Wish (2023) is Disney's centennial film, intended as a love letter to 100 years of Disney magic. It tells the story of Asha, a girl who wishes upon a star and gains a magical companion (Star) to challenge a kingdom ruled by the wish-granting King Magnifico. Despite high expectations, the film received mixed reviews and raises some specific concerns for Christian families.

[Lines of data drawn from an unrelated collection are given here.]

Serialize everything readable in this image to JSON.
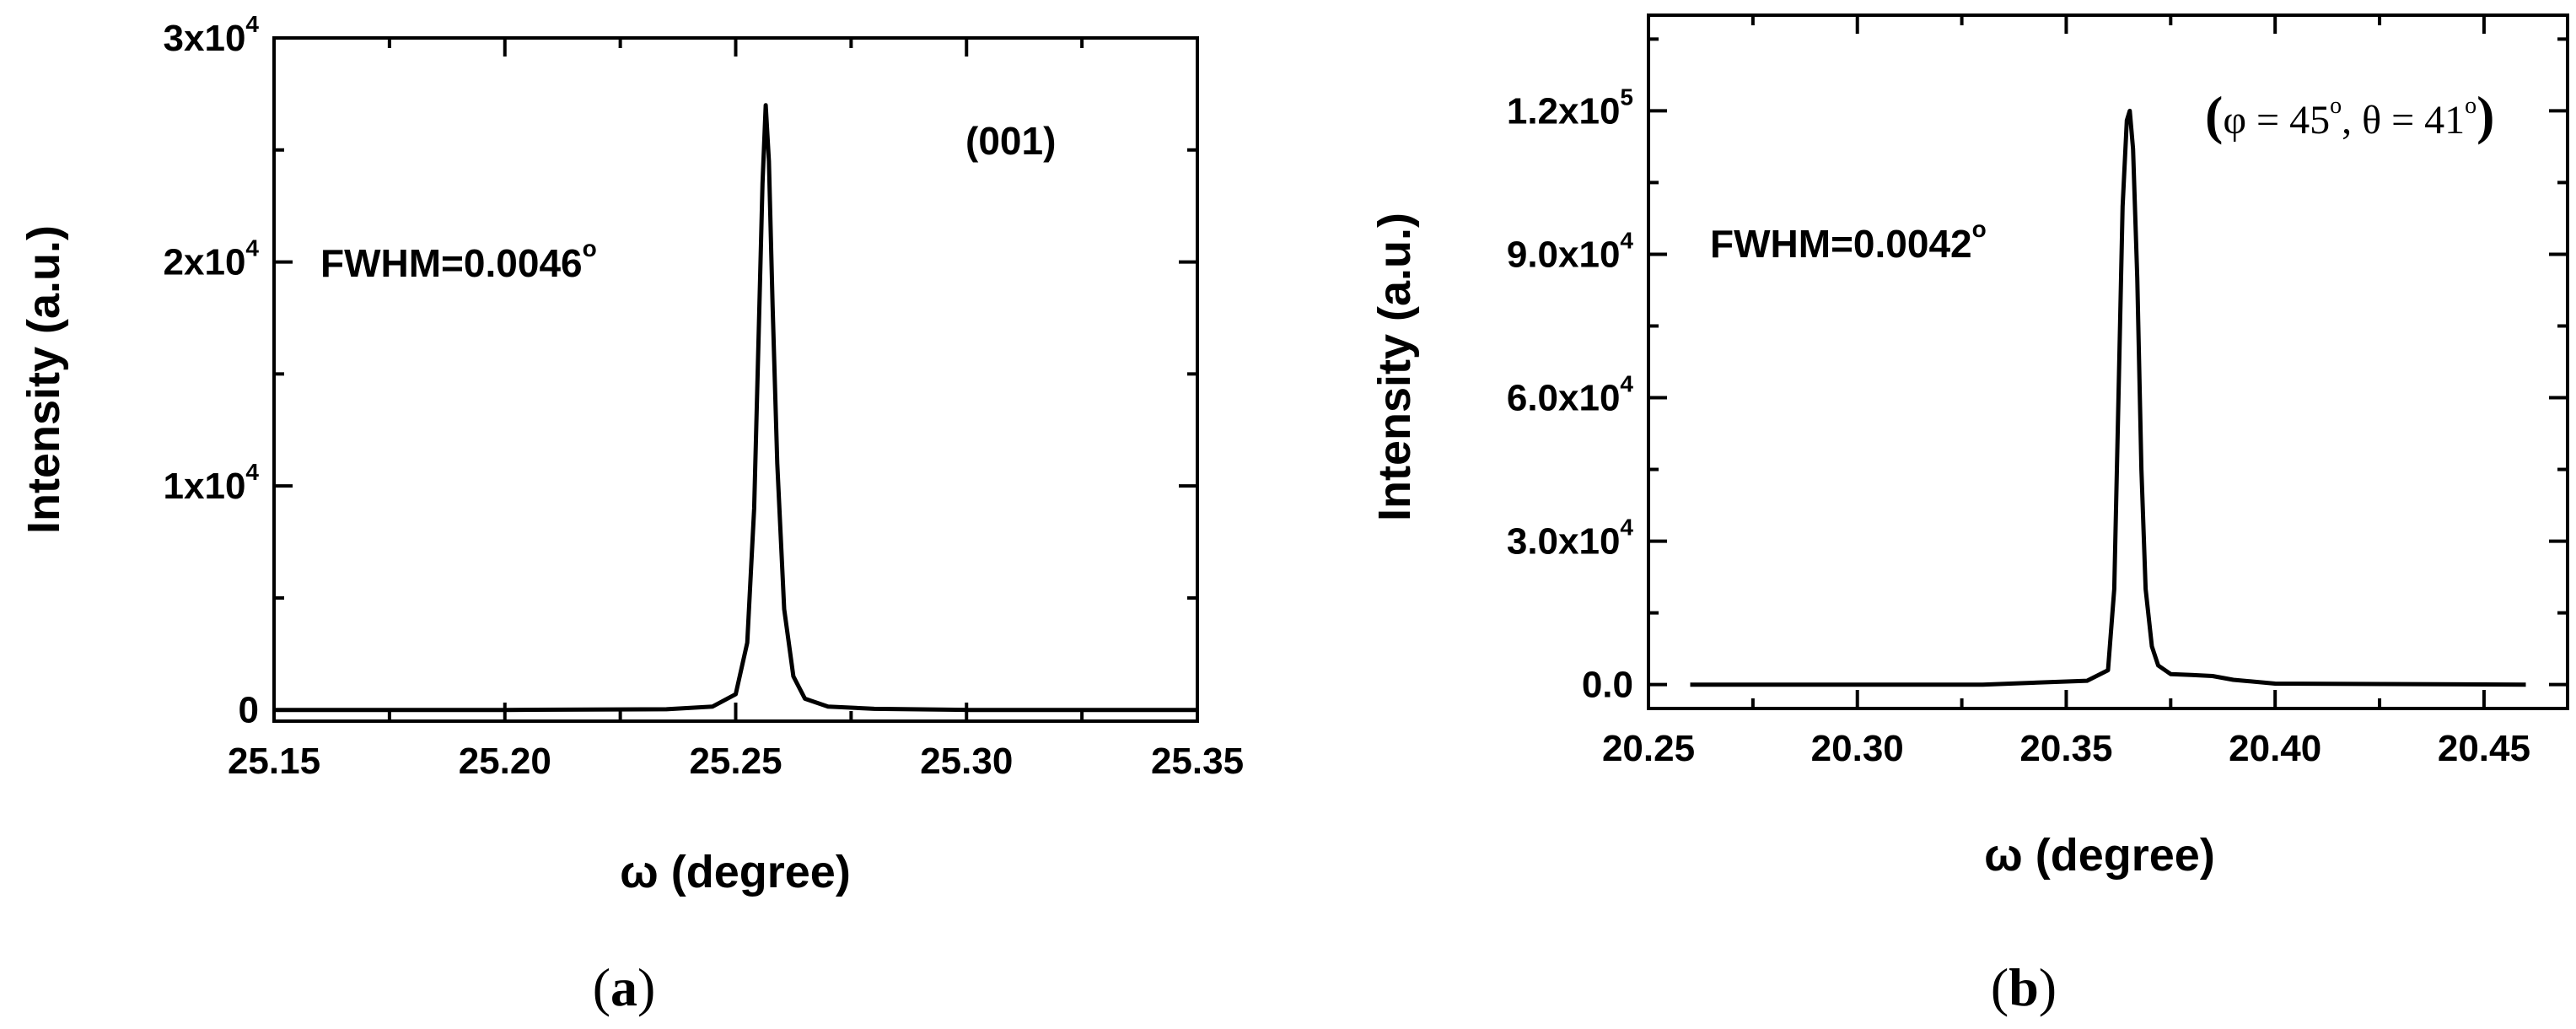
{
  "chart_data": [
    {
      "type": "line",
      "panel_label": "a",
      "title": "",
      "xlabel": "ω (degree)",
      "ylabel": "Intensity (a.u.)",
      "xlim": [
        25.15,
        25.35
      ],
      "ylim": [
        -500,
        30000
      ],
      "x_ticks": [
        25.15,
        25.2,
        25.25,
        25.3,
        25.35
      ],
      "x_tick_labels": [
        "25.15",
        "25.20",
        "25.25",
        "25.30",
        "25.35"
      ],
      "y_ticks": [
        {
          "value": 0,
          "mantissa": "0",
          "exp": ""
        },
        {
          "value": 10000,
          "mantissa": "1x10",
          "exp": "4"
        },
        {
          "value": 20000,
          "mantissa": "2x10",
          "exp": "4"
        },
        {
          "value": 30000,
          "mantissa": "3x10",
          "exp": "4"
        }
      ],
      "annotations": {
        "fwhm": {
          "text": "FWHM=0.0046",
          "deg": "o"
        },
        "reflection": "(001)"
      },
      "grid": false,
      "series": [
        {
          "x": [
            25.15,
            25.2,
            25.235,
            25.245,
            25.25,
            25.2525,
            25.254,
            25.255,
            25.2558,
            25.2565,
            25.2572,
            25.258,
            25.259,
            25.2605,
            25.2625,
            25.265,
            25.27,
            25.28,
            25.3,
            25.35
          ],
          "y": [
            0,
            0,
            30,
            150,
            700,
            3000,
            9000,
            17000,
            23500,
            27000,
            24500,
            18000,
            11000,
            4500,
            1500,
            500,
            150,
            50,
            0,
            0
          ]
        }
      ]
    },
    {
      "type": "line",
      "panel_label": "b",
      "title": "",
      "xlabel": "ω (degree)",
      "ylabel": "Intensity (a.u.)",
      "xlim": [
        20.25,
        20.47
      ],
      "ylim": [
        -5000,
        140000
      ],
      "x_ticks": [
        20.25,
        20.3,
        20.35,
        20.4,
        20.45
      ],
      "x_tick_labels": [
        "20.25",
        "20.30",
        "20.35",
        "20.40",
        "20.45"
      ],
      "y_ticks": [
        {
          "value": 0,
          "mantissa": "0.0",
          "exp": ""
        },
        {
          "value": 30000,
          "mantissa": "3.0x10",
          "exp": "4"
        },
        {
          "value": 60000,
          "mantissa": "6.0x10",
          "exp": "4"
        },
        {
          "value": 90000,
          "mantissa": "9.0x10",
          "exp": "4"
        },
        {
          "value": 120000,
          "mantissa": "1.2x10",
          "exp": "5"
        }
      ],
      "annotations": {
        "fwhm": {
          "text": "FWHM=0.0042",
          "deg": "o"
        },
        "angles": {
          "open": "(",
          "phi": "φ = 45",
          "sep": ", ",
          "theta": "θ = 41",
          "deg": "o",
          "close": ")"
        }
      },
      "grid": false,
      "series": [
        {
          "x": [
            20.26,
            20.33,
            20.355,
            20.36,
            20.3615,
            20.3625,
            20.3635,
            20.3645,
            20.3652,
            20.366,
            20.367,
            20.368,
            20.369,
            20.3705,
            20.372,
            20.375,
            20.38,
            20.385,
            20.39,
            20.4,
            20.46
          ],
          "y": [
            0,
            0,
            800,
            3000,
            20000,
            60000,
            100000,
            118000,
            120000,
            112000,
            85000,
            45000,
            20000,
            8000,
            4000,
            2200,
            2000,
            1800,
            1000,
            200,
            0
          ]
        }
      ]
    }
  ]
}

Wish's central conflict is between Asha (who believes everyone deserves their wish granted) and King Magnifico (who grants only some wishes, withholding others). The film's moral is that Magnifico is wrong to exercise any authority over people's wishes, and that Asha is right to rebel and take what everyone is "owed." This anti-authority, anti-paternalism message — communicated to children ages 5-10 — is not aligned with biblical teaching on authority (Romans 13:1, Hebrews 13:17, Ephesians 6:1-3) or with the wise stewardship of power.
The irony is that Magnifico's reasoning (some wishes would harm the wisher or others) is often correct — the film does not engage this with any nuance, instead presenting his authority as inherently oppressive.
Wish features "Star" — a sentient being who falls from the sky in response to Asha's wish and grants power. The magical framework is vaguely pagan: wishing on stars as a real spiritual act, magic as an inherent cosmic force, a kingdom built around wish fulfillment as the highest good. The "wish upon a star" mythology has always been part of Disney, but Wish makes it the entire theology of the universe in ways more explicit than previous films. See Wish film overview.
No sexual content, no profanity, mild cartoon conflict. The concerns are thematic rather than content-based. Appropriate from age 5+ on content alone; the anti-authority message warrants parental discussion with children who watch it.